Saturday, December 5, 2020

Distributionally Robust Contextual Bandit Learning

This blog post is about improved off-policy contextual bandit learning via distributional robustness. I'll provide some theoretical background and also outline the implementation in vowpal wabbit. Some of this material is in a NeurIPS expo talk video, and additional material is in the accepted paper.

Motivation

In off-policy learning in contextual bandits our goal is to produce the best policy possible from historical data, and we have no control over the historical logging policy which generated the data. (Note production systems that run in closed-loop configurations nonetheless are in practice doing off-policy learning because of delays between inference, training, and model update.) Off-policy learning reduces to optimization of a policy value estimator analogously to supervised learning; however the accuracy of policy value estimation depends upon the mismatch between the policy being evaluated and the policy that generated the data, and therefore can be quite different for different policies (unlike supervised learning, where the differences in estimator resolution across the hypothesis class are less pronounced in practice). To appreciate this effect consider the IPS policy value estimator, $$ \hat{V}(\pi; \mu) = \frac{1}{N} \sum_{n \in N} \frac{\pi(a_n|x_n)}{\mu(a_n|x_n)} r_n, $$ where $\mu$ is the historical policy, $\pi$ is the policy being estimated, and our historical data consists of tuples $\{ (x_n, a_n, r_n) \}$. The importance weight $\frac{\pi(a_n|x_n)}{\mu(a_n|x_n)}$ can be quite large if $\pi$ frequently takes an action that $\mu$ rarely takes, causing the estimator to be highly sensitive to a few examples with large importance weights. Even if we initialize learning with $\pi = \mu$, as optimization progresses $\pi$ will induce increasingly different distributions over actions than $\mu$ as the learning algorithm encounters rare events with high reward. To combat this overfitting technique we will introduce regularization.

Distributionally Robust Optimization

Distributionally robust optimization is a generic method for regularizing machine learning objectives. The basic idea is to consider the observed data as one possible distribution of data (the “empirical distribution”), and then to optimize a worst-case outcome over all distributions that are “sufficiently close” to the empirical distribution.
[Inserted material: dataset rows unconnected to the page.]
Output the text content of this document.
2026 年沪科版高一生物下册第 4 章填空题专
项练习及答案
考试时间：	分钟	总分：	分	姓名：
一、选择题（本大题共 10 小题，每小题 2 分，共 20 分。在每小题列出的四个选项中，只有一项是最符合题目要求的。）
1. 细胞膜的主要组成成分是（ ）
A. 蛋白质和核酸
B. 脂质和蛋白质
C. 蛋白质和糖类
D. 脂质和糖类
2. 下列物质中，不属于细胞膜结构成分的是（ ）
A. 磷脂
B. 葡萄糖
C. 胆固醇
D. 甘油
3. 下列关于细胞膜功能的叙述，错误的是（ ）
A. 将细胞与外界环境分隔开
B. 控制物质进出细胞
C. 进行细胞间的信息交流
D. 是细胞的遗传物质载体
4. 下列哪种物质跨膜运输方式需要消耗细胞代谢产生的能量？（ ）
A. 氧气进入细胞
In the case of IPS we can find the smallest policy value estimate over a set of distributions that are close in KL divergence to the empirical distribution, $$ \begin{alignat}{2} &\!\min_{P \in \Delta} & \qquad & \mathbb{E}_P\left[w r\right], \\ &\text{subject to} & & \mathbb{E}_P\left[w\right] = 1, \\ & & & \mathbb{E}_N \left[\log\left( P\right) \right] \geq \phi. \end{alignat} $$ where $w \doteq \frac{\pi(a|x)}{\mu(a|x)}$. It turns out you can do this cheaply (in the dual), and the value of $\phi$ can be computed from a desired asymptotic confidence level. These results follow from classic work in the field of Empirical Likelihood.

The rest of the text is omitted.